Por Bruno Cortés
La política, en su dramaturgia, nos ha presentado un episodio digno de una telenovela. El protagonista, Samuel García, con aspiraciones presidenciales y un cargo gubernamental en jaque, nos ha dado una lección de cómo no navegar en las turbulentas aguas de la política mexicana.
Su ambición lo llevó a tomar una decisión precipitada: solicitar licencia para postularse a la presidencia. Pero el tiempo y la ley, implacables, se alinearon en su contra. La Constitución es clara: debe renunciar a su puesto seis meses antes de las elecciones, un plazo que Samuel ignoró imprudentemente.

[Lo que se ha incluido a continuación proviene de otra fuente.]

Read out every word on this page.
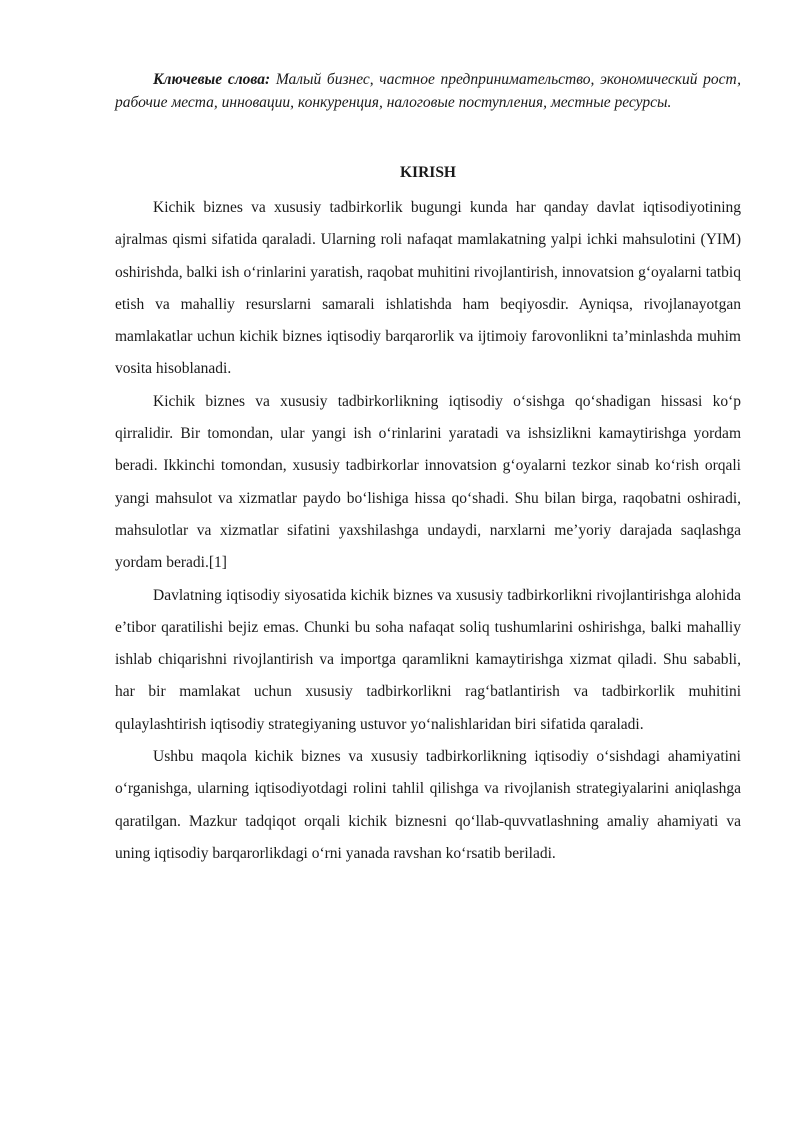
Ключевые слова: Малый бизнес, частное предпринимательство, экономический рост, рабочие места, инновации, конкуренция, налоговые поступления, местные ресурсы.

KIRISH

Kichik biznes va xususiy tadbirkorlik bugungi kunda har qanday davlat iqtisodiyotining ajralmas qismi sifatida qaraladi. Ularning roli nafaqat mamlakatning yalpi ichki mahsulotini (YIM) oshirishda, balki ish o‘rinlarini yaratish, raqobat muhitini rivojlantirish, innovatsion g‘oyalarni tatbiq etish va mahalliy resurslarni samarali ishlatishda ham beqiyosdir. Ayniqsa, rivojlanayotgan mamlakatlar uchun kichik biznes iqtisodiy barqarorlik va ijtimoiy farovonlikni ta’minlashda muhim vosita hisoblanadi.

Kichik biznes va xususiy tadbirkorlikning iqtisodiy o‘sishga qo‘shadigan hissasi ko‘p qirralidir. Bir tomondan, ular yangi ish o‘rinlarini yaratadi va ishsizlikni kamaytirishga yordam beradi. Ikkinchi tomondan, xususiy tadbirkorlar innovatsion g‘oyalarni tezkor sinab ko‘rish orqali yangi mahsulot va xizmatlar paydo bo‘lishiga hissa qo‘shadi. Shu bilan birga, raqobatni oshiradi, mahsulotlar va xizmatlar sifatini yaxshilashga undaydi, narxlarni me’yoriy darajada saqlashga yordam beradi.[1]

Davlatning iqtisodiy siyosatida kichik biznes va xususiy tadbirkorlikni rivojlantirishga alohida e’tibor qaratilishi bejiz emas. Chunki bu soha nafaqat soliq tushumlarini oshirishga, balki mahalliy ishlab chiqarishni rivojlantirish va importga qaramlikni kamaytirishga xizmat qiladi. Shu sababli, har bir mamlakat uchun xususiy tadbirkorlikni rag‘batlantirish va tadbirkorlik muhitini qulaylashtirish iqtisodiy strategiyaning ustuvor yo‘nalishlaridan biri sifatida qaraladi.

Ushbu maqola kichik biznes va xususiy tadbirkorlikning iqtisodiy o‘sishdagi ahamiyatini o‘rganishga, ularning iqtisodiyotdagi rolini tahlil qilishga va rivojlanish strategiyalarini aniqlashga qaratilgan. Mazkur tadqiqot orqali kichik biznesni qo‘llab-quvvatlashning amaliy ahamiyati va uning iqtisodiy barqarorlikdagi o‘rni yanada ravshan ko‘rsatib beriladi.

El Congreso de Nuevo León y el Poder Judicial local jugaron sus cartas, suspendiendo su licencia y dejando en el aire su futuro político. Mientras tanto, Luis Enrique Orozco, nombrado gobernador interino, esperaba en las sombras.

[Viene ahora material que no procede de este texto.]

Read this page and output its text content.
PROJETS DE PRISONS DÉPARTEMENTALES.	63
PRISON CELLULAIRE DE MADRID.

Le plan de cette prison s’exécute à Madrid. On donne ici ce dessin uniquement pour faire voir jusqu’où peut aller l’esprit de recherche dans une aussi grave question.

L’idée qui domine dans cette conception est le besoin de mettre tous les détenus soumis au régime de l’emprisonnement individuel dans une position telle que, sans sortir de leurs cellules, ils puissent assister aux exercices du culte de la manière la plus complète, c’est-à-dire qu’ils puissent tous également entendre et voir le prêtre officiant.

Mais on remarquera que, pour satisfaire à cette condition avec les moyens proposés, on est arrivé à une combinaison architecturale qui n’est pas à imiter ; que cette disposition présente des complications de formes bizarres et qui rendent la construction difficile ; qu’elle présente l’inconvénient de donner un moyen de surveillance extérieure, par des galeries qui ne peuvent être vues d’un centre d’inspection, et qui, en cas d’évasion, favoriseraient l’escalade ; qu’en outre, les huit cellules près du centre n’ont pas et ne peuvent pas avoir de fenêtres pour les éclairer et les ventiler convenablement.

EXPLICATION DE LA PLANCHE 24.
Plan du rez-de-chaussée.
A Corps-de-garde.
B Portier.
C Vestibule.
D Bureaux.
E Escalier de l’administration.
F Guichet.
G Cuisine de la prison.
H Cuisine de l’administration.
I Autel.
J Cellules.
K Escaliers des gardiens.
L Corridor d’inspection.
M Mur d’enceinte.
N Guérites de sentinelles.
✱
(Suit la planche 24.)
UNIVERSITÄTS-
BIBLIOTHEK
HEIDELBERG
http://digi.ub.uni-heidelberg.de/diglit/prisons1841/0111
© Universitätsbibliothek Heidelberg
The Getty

La estrategia de García se desmoronó como un castillo de naipes. A pesar de sus doctorados en derecho y sus intentos de maniobrar en los entresijos legales, se encontró con un muro insuperable: la ley. La Suprema Corte de Justicia de la Nación y el Tribunal Federal Electoral respaldaron la decisión del congreso local.
Su última jugada, intentar impugnar la suspensión y retomar el cargo, resultó en un espectáculo público de confusión y desorden, culminando con su retirada silenciosa del Palacio de Gobierno.
En este escenario, la verdadera ganadora es la democracia. El intento de García de jugar a dos bandas, manteniendo su gubernatura y buscando la presidencia, fue un fracaso. Además, su alianza no confesada con López Obrador para restar votos a la juventud, también cayó en saco roto.
En resumen, Samuel García, atrapado en su propio juego de manipulaciones y traiciones, ha perdido su gubernatura y su camino a la presidencia. Una lección dura pero necesaria sobre los límites del poder y la importancia del respeto a la ley.